The board voted unanimously to invoke Section 321 of NERC’s Rules of Procedure, as recommended by the organization’s Regulatory Oversight Committee at its own special meeting before the board’s. The trustees’ decision was not a surprise, as NERC management has previously warned that the normal ballot and revision process was unlikely to produce a suitable revision to EOP-012-2 (Extreme cold weather preparedness and operations) in time to satisfy FERC’s directive. (See NERC: Board’s 321 Authority on the Table for Cold Weather Standard.)
FERC approved EOP-012-2 (itself a revision ordered by the commission to address shortcomings of EOP-012-1) in June 2024, but it ordered additional “targeted modifications” to be completed by March 27, 2025. Although NERC has been working on the revisions since then, the replacement standard, EOP-012-3, garnered only a 44.54% segment-weighted vote for approval in its most recent formal ballot round that concluded Dec. 20.
Board Chair Kenneth DeFontes had noted that the result was “not even close to reaching the required two-thirds [required] approval under our normal process, and the clock is ticking.” He said the ballot results indicated an “impasse” that will likely not be cleared through NERC’s normal processes.
The board’s resolution directs NERC’s Standards Committee to work with stakeholders and ERO staff to prepare a standard that satisfies FERC’s order. If the committee is unable to draft a suitable standard, or determines that NERC’s management would be better suited to do so, then ERO management will write the standard. The standard will then be posted for a 45-day public comment period no later than Jan. 29.
After the comment period, NERC management will bring the standard, along with all public comments, to a special meeting of the board in March to vote on adoption or consider other steps.

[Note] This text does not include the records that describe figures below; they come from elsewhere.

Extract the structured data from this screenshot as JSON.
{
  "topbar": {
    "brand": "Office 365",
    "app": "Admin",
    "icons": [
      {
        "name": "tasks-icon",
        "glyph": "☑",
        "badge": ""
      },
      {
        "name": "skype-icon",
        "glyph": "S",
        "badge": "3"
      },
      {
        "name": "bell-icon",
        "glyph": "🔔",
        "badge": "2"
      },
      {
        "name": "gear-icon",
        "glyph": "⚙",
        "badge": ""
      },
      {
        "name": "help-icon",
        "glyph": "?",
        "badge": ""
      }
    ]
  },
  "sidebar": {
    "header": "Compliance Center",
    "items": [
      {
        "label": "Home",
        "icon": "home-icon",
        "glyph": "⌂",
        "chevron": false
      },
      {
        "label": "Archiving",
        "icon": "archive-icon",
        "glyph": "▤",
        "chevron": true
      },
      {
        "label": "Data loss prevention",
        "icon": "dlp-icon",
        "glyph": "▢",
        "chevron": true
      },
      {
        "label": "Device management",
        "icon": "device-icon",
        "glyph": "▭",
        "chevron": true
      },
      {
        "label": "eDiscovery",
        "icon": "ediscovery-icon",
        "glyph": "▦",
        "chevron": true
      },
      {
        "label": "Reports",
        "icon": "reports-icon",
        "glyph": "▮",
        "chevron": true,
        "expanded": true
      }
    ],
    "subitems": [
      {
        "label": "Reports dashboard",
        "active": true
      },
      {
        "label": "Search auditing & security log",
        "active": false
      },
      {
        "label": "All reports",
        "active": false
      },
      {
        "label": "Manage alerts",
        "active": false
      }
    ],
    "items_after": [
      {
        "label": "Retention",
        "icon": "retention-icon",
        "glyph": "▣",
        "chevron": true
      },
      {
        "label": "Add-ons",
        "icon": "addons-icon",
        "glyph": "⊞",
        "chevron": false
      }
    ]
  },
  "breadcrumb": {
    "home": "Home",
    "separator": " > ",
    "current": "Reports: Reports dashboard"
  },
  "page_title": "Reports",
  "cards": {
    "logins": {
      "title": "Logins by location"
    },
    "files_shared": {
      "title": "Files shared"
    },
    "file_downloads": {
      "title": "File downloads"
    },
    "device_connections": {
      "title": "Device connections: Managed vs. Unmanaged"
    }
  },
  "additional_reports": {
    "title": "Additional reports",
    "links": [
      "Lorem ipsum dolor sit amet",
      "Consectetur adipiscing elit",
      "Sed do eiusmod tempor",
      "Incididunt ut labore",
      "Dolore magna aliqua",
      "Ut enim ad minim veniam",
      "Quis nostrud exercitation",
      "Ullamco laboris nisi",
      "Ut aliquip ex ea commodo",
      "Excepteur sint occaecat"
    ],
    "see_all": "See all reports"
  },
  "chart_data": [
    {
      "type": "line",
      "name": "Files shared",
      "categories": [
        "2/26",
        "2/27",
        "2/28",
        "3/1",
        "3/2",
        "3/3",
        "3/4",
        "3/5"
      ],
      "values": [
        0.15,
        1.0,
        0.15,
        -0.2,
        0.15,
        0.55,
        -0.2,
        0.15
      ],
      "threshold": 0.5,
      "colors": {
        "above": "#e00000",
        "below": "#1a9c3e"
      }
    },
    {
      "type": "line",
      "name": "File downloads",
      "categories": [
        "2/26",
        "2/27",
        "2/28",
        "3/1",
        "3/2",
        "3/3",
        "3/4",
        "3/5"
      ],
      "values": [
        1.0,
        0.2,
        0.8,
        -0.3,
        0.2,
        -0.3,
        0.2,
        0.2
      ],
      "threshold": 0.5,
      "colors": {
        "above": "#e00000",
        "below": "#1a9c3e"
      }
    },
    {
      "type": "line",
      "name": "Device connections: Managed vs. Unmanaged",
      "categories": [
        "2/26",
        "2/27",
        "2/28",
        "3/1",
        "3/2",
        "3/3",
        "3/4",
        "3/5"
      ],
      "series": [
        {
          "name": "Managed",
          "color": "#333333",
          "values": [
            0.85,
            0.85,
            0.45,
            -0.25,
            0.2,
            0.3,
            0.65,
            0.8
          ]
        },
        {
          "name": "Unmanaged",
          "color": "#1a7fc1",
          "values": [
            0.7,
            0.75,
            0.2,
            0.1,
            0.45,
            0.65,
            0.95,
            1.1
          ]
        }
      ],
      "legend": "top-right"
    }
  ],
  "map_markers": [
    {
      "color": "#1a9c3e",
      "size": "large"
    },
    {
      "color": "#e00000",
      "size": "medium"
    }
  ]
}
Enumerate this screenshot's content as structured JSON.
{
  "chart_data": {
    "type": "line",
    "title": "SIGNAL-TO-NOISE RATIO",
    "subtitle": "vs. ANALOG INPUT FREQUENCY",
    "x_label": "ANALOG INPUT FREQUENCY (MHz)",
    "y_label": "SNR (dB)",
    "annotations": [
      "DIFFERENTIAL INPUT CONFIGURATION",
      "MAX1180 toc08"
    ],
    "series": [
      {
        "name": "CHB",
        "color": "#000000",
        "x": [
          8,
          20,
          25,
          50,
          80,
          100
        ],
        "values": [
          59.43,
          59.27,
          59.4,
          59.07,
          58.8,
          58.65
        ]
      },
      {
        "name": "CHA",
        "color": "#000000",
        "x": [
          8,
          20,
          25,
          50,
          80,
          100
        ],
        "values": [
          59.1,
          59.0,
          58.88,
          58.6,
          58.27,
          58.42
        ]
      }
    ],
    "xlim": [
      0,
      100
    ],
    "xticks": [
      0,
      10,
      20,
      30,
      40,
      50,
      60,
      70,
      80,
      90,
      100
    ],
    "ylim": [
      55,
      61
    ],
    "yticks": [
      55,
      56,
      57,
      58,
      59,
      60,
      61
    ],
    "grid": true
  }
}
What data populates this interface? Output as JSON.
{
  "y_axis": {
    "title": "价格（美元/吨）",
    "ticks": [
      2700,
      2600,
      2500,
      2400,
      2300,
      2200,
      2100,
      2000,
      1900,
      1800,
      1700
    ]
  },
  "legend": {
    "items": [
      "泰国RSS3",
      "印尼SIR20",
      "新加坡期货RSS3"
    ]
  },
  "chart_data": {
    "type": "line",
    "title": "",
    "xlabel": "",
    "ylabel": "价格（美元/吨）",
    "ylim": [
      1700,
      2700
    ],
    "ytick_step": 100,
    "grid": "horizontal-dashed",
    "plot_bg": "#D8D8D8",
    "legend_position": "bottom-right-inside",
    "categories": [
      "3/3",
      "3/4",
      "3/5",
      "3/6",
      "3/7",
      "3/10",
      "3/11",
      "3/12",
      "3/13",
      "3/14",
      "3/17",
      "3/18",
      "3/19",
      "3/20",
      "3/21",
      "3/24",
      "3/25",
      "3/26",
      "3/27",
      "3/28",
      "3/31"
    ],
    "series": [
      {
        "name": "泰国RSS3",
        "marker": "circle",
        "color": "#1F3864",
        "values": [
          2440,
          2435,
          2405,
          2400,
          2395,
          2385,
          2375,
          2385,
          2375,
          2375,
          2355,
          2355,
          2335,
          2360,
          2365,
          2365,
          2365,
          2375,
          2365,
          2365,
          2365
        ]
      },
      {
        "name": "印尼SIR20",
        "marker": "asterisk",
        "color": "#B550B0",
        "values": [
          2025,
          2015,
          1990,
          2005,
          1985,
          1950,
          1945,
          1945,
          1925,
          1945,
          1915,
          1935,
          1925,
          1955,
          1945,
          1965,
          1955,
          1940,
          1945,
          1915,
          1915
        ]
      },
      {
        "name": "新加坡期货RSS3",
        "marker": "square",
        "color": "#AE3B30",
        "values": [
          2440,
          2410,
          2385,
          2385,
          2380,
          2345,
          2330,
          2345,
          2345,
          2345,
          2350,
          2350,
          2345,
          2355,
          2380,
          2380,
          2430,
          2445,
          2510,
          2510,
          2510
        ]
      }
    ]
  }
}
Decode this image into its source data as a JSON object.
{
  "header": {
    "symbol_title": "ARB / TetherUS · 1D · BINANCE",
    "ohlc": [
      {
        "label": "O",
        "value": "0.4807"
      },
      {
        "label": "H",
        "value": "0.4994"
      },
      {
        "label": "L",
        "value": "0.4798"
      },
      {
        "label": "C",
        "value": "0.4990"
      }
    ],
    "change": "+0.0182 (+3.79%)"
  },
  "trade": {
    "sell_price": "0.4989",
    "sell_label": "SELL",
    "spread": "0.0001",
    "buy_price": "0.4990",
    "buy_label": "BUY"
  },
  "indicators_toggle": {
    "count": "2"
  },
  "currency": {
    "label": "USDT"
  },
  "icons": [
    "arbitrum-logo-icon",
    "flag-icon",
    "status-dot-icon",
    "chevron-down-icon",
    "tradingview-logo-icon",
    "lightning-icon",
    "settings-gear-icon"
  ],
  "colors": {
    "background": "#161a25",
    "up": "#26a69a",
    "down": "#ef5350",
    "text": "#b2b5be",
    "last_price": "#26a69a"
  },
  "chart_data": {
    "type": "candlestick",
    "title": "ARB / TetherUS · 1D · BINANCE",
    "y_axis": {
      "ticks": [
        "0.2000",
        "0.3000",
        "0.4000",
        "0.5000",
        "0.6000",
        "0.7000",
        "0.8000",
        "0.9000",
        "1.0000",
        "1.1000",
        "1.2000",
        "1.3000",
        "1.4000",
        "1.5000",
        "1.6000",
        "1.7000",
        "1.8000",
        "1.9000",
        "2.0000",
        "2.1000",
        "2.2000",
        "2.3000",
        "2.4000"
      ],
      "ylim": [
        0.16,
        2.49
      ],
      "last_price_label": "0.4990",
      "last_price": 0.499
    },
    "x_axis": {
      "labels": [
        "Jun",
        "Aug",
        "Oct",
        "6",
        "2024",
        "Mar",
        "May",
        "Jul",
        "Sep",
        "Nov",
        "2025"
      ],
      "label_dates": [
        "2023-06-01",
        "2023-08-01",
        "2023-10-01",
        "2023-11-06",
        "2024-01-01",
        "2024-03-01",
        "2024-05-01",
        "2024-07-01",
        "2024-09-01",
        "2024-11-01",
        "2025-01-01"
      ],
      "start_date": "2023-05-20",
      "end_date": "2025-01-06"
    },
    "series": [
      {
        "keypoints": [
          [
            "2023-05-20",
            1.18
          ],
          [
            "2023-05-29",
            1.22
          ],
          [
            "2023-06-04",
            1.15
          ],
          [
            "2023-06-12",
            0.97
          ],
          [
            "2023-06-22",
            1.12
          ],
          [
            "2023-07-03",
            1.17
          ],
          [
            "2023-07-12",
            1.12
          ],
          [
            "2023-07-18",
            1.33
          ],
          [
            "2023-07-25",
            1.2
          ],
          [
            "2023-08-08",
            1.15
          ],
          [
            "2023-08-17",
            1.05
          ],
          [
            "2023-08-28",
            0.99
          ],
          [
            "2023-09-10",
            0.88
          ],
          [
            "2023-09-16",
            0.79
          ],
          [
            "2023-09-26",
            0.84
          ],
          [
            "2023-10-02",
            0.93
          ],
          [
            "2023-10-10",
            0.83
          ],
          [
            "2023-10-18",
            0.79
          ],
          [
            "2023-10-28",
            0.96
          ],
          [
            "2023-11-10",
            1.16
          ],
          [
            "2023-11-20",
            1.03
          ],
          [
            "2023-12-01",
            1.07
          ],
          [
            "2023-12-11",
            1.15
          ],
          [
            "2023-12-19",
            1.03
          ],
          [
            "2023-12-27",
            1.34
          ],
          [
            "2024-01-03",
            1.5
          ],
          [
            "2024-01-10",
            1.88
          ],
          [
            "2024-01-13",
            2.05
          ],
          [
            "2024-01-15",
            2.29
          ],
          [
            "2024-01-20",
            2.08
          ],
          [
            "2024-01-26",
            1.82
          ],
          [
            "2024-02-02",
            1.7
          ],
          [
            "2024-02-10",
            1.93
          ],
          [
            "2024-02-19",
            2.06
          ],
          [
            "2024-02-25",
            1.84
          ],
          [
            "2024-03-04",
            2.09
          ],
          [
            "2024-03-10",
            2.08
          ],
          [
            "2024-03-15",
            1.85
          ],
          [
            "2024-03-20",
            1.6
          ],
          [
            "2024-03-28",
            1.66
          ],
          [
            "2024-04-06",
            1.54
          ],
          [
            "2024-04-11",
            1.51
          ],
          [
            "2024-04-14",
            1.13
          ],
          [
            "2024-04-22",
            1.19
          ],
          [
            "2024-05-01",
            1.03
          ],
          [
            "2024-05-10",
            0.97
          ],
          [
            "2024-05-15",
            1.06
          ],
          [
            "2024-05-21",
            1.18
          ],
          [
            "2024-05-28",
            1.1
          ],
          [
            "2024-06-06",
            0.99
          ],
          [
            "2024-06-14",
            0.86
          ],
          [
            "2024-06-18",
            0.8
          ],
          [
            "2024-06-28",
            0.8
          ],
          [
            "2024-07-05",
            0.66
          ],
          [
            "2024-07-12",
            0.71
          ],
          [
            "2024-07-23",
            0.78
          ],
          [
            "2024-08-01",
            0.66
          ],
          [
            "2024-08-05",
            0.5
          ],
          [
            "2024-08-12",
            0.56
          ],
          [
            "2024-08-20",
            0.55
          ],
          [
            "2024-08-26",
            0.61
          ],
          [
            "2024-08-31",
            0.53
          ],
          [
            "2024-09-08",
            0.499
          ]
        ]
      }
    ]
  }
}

No further ballots will be held, although the board’s resolution called for continued stakeholder involvement in the drafting and commenting process.
This procedure differs from the last time NERC’s board invoked Section 321, to accelerate the development of PRC-029-1 (Frequency and voltage ride-through requirements for inverter-based resources) at its Aug. 15 meeting in Vancouver. (See “Board Invokes Standards Authority to Meet IBR Deadline,” NERC Board of Trustees/MRC Briefs: Aug. 15, 2024.) In that case, the board ordered the SC to conduct a technical conference to gain industry input on the proposed standard, then revise it and submit it for stakeholder ballot.
Under Section 321.2-321.4, a standard needs only a 60% segment-weighted approval to pass; for this reason, NERC staff have informally dubbed the plan used for PRC-029-1 the “60% path.” The process proposed for the cold weather standard is found in Section 321.5; because it resembles a rulemaking procedure more than a normal balloting process, NERC Manager of Engineering and Standards Soo Jin Kim said staff have called this the “NOPR option,” referring to federal Notices of Proposed Rulemakings.
Trustee Sue Kelly noted that NERC already held a technical conference for this standard after it received a 42.29% segment-weighted approval vote in its first formal ballot round and that even though the conference had more than 400 attendees, the favorable vote only increased by just over 2%. Because of this, she said it seemed unlikely that enough industry support could be rallied in time to meet FERC’s requirement, even with another technical conference.
“I … looked at the summation of the comments from the last [ballot] round, and honestly, I was a little distressed to see that many of them are what I would describe, at this point in the game, as being off-topic,” Kelly said. She cited comments that said market forces should be enough to drive utilities to the right level of winterization, or that NERC did not have the statutory authority to create the standard “because it would have competitive implications for generators.”
“I found those comments pretty distressing, because when you step back and look where we are in this process — back in January 2014, NERC wanted to do a mandatory standard, and industry said, ‘No, let’s do a guideline,’” Kelly continued, noting that since that time, several severe winter storms have hit the U.S. with significant impacts to the grid. “We are way down the road at this point: We are being asked to [meet] specific FERC directives, [and] we’ve been told we have a time frame, and I believe that we … need to meet that challenge.”